Le deuxième gagnant de ces scrutins fut Étienne Tshisekedi wa Mulumba. Dans le Kasaï, au centre du pays, terre de naissance de l'homme appelé aussi « l’opposant historique », nul autre candidat, de l'opposition ou, encore moins, du pouvoir de Kabila, ne pouvait être élu s’il n’avait été adoubé par « le Sphinx », autre appellation de Étienne Tshisekedi wa Mulumba. Dans certaines circonscriptions du pays, il suffisait « d’avoir été vu avec lui, pendant la campagne », pour engranger des voix.

Le troisième homme est Joseph Kabila Kabange. Dans nombre de fiefs du Sud-Est du pays, dans l’espace swahiliphone, au Kivu et dans le Katanga, se réclamer du président de la République, apportait des voix même si le bilan du pouvoir n’était pas brillant.

Chef du plus ancien parti politique du Congo, le Parti Lumumbiste Unifié proche du communisme, créé le 24 août 1964, Antoine Gizenga Fundji a fait élire dans l'ex-Bandundu. Dans des villages profonds du Kwilu, ce compagnon de Patrice Lumumba dont il fut vice-Premier ministre sans fonctions en 1960 et Premier ministre de la République libre du Congo en 1961 avec siège à Stanleyville (aujourd’hui Kisangani), est vénéré par des personnes de la tranche d’âges avancés.
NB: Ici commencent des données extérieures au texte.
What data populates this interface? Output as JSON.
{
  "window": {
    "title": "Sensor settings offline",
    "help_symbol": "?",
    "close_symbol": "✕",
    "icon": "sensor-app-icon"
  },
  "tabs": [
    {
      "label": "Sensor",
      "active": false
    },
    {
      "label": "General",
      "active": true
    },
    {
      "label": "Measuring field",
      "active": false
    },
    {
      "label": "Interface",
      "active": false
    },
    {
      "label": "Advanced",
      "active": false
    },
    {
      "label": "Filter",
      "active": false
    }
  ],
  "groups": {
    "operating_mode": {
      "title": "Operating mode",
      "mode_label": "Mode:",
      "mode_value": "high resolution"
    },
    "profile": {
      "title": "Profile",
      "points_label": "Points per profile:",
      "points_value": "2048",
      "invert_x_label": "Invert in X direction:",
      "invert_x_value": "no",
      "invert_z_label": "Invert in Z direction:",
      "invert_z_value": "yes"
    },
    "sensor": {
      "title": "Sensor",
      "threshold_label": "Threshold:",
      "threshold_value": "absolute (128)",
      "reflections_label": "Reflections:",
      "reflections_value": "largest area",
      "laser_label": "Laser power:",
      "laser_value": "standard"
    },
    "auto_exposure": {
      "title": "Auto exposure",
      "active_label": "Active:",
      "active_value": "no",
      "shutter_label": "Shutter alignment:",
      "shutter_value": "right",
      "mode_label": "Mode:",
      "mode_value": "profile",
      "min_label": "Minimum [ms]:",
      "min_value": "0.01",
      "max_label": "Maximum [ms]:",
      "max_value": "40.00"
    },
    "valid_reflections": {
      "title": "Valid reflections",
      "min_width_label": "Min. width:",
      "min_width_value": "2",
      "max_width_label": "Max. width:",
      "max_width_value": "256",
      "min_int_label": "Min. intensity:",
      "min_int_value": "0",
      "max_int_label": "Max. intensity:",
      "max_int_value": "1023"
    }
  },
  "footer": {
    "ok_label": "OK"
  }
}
Sa fuite de Léopoldville à Stanleyville après l’arrestation et l’assassinat de Lumumba, son arrestation et son emprisonnement à Bula-Mbemba de janvier 1962 à juillet 1964, la rébellion de Pierre Mulele en 1964 dans le Kwilu et son long exil de 1965 à 1992 après ses ennuis avec Mobutu, ont fait de lui une icône. Dans le territoire de Gungu dont il est originaire, dans celui voisin d’Idiofa, dont fut originaire son partisan le plus fieffé Pierre Mulele, l’influence de son ethnie Pende et celle des Ambuun de Mulele, pèse dans les calculs.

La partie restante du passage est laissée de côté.